Cost of IRS rebate letters engenders comment
Over the weekend, the Internal Revenue Service received a lot of attention from Op ed columnists, letter writers, and general news media, in this case because the agency spent $42 million to mail out 130 million letters to individuals who filed a 2006 federal return telling them that they might receive a rebate. Taxpayers who expect to file for 2007 were told that checks would be mailed in May for $600 (or $1,200 if filing jointly), along with an additional $300 per child, and that to receive the payment, the taxpayer did not have to do anything.
A sampling of comment includes: from the Associated Press, "At a cost of nearly $42 million, the IRS wants you to know: Your check is almost in the mail." And from the Altoona Mirror in Altoona, PA, "What would you do with $42 million?
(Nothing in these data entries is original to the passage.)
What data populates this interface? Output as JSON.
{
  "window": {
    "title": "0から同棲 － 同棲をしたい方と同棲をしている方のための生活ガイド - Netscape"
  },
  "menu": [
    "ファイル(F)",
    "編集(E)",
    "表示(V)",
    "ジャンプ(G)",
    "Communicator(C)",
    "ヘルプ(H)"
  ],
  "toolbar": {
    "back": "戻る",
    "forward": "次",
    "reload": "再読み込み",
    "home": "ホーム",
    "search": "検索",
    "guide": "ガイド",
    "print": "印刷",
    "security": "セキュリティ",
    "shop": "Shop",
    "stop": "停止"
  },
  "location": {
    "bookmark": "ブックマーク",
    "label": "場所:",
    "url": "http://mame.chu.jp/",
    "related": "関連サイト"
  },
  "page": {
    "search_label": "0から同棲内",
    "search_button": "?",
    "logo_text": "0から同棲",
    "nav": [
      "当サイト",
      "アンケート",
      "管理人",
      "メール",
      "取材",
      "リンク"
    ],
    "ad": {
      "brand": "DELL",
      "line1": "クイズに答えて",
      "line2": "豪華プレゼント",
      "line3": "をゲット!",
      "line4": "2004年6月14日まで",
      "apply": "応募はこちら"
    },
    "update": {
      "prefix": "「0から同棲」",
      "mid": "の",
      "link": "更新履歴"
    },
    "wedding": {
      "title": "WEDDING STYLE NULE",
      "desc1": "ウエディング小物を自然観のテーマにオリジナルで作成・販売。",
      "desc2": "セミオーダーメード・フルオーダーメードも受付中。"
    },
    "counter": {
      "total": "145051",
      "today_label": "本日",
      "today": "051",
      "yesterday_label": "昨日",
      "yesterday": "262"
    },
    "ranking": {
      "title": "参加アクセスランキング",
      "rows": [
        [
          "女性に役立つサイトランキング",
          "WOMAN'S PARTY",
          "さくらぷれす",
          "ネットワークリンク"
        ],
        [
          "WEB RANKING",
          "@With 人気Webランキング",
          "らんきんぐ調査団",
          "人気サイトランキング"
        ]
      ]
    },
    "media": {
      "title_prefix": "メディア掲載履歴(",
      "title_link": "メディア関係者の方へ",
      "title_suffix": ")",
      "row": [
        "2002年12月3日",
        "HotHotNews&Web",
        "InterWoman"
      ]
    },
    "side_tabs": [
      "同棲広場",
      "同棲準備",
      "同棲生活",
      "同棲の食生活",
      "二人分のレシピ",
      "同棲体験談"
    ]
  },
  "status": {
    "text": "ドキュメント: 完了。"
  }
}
Retire? Take an extended vacation? Buy a mansion? . . . Is there anyone who hasn't heard about the rebate checks from the news over the past few months?"
Apparently the sense of outrage was bipartisan. Senator Tom Coburn (R-OK) joined Senator Charles Schumer (D-NY) in criticizing the cost of the mailing, according to In-Forum.
In fairness to the IRS, the letters provided information about who qualifies for the rebate, reminded people to file their 2007 returns promptly, and said that future mailings would be directed to those who receive Social Security and railroad retirement benefits. This last, however, might also lead to some head scratching, because it is not easy to understand why people who are already expected to file need this information.
The IRS is making an effort to reach as many individuals who might qualify as possible, to let them know that they must file a return to receive a rebate. The next mailing, to 20 million Social Security and railroad retirement beneficiaries, is a 10-page packet containing everything the recipients will need to file a 2007 return, including information, tips, and both a sample 1040A and a blank 1040A, the Associated Press says.